Hollywood legend John Carradine stars as The Count, veteran stuntman Chuck Courtney plays the outlaw, and Melinda Casey, as the damsel in bloodsucking dristress, screams at a ton of rubber bats bouncing on visible strings.

Flesh Gordon (1974)
Director: Howard Ziehm
Cast: Jason Williams, Suzanne Fields, Candy Samples
Get It:
Amazon

Sending up campy Hollywood space operas of the ‘30s by way of ‘70s drive-in sex-flick madness, Flesh Gordon has long reigned as a midnight movie favorite. It continues to astound first-time viewers with gloriously bad puns, relentlessly obvious attempts to get its stars naked on-camera, and a whole lot of actually pretty cool special effects.
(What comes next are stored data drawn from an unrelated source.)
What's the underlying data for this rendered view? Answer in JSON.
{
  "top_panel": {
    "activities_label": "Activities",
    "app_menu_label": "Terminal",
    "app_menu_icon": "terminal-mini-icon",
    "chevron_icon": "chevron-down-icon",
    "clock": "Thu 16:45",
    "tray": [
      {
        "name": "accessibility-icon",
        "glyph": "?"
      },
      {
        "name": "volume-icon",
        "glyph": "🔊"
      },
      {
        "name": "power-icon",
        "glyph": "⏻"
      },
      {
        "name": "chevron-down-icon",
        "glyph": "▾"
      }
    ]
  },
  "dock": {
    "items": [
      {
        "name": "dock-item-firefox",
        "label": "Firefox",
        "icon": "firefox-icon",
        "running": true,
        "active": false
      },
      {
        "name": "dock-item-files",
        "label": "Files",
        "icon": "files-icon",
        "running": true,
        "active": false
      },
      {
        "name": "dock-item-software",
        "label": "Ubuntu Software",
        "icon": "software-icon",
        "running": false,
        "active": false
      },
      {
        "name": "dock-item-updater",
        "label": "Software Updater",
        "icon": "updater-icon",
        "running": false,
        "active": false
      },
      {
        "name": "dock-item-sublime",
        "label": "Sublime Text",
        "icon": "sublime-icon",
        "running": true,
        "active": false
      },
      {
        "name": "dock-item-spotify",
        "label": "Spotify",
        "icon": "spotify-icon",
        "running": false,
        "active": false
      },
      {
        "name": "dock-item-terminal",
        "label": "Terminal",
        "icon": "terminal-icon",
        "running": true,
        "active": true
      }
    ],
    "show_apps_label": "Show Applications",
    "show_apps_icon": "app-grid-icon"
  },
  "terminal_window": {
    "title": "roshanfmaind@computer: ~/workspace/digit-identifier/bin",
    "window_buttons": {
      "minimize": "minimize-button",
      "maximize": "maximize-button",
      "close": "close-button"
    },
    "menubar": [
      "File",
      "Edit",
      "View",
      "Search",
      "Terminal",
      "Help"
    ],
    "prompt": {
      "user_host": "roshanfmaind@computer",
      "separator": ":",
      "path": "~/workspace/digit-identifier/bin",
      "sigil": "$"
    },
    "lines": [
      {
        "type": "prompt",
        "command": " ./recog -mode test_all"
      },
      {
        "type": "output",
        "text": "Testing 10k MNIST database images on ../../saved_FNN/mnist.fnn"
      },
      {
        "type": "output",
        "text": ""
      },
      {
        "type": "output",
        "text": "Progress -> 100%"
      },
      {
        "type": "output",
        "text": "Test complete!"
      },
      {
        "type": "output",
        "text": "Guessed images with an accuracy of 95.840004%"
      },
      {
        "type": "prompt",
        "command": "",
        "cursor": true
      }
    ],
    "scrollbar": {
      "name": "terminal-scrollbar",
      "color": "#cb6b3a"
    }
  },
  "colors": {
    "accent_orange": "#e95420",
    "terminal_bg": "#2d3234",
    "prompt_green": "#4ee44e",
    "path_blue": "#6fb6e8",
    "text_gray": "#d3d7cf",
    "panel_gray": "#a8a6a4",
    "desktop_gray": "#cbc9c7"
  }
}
After a Sex Ray from another world enslaves Earth, it’s up to musclebound hero Flesh Gordon (Jason Williams) to launch his dong-shaped spaceship toward the planet Porno so he can battle Emperor Wang (Lance Larsen).

Audiences have been inhaling an entire cosmos-worth of cannabis to Flesh Gordon since its debut. Now, here’s your chance to do the same with a new Blu-ray. Just watch out for the Penisaurus!

Music

Devour
By Pharmakon
Get It:
Bandcamp

As Pharmakon, New York noise guru Margaret Chardiet shatters the possibilities of music and launches each piece in a million different directions, with each one landing square in the most psychedelic pits of the listener’s brain. Devour is yet another sumptuous ear-feast of frantic racket-making shot through with druggy peaks and deep-dive valleys.

Fear Inoculum
By Tool
Get It:
Tool Official

By combining classic stoner metal heaviness with hallucinogenic prog-rock and filtering it through virtuoso musicianship led by visionary frontman Maynard James Keening, Tool carved out a unique icon status in the annals of music for marijuana lovers.

Fear Inoculum is Tool’s first album in 13 years (a suitably witchy number). It consists of seven epic explorations that harken back to the group’s art-freak roots while blasting off to extremes that only veteran psychonauts of this caliber could find — then takes us all along with them.

Norman Fucking Rockwell
By Lana Del Ray
Get It:
Apple Music

One of the most anticipated music releases of the year also turns out, unexpectedly, to be the most potent to pair with pot. As a globally obsessed-over singer-songwriter, Lana Del Ray confounded the expectations of even her deepest devotees earlier this year by issuing “Venice Bitch” as the first single from her new album, Norman Fucking Rockwell.

While “Venice Bitch” starts out as typically gorgeous Lana lament, it eventually veers into an almost ten-minute soundscape of electronic experimentation, poetic chunks of random lyrics, and, in all, a perfect introduction to Lana Del Ray’s most adventurous effort to date.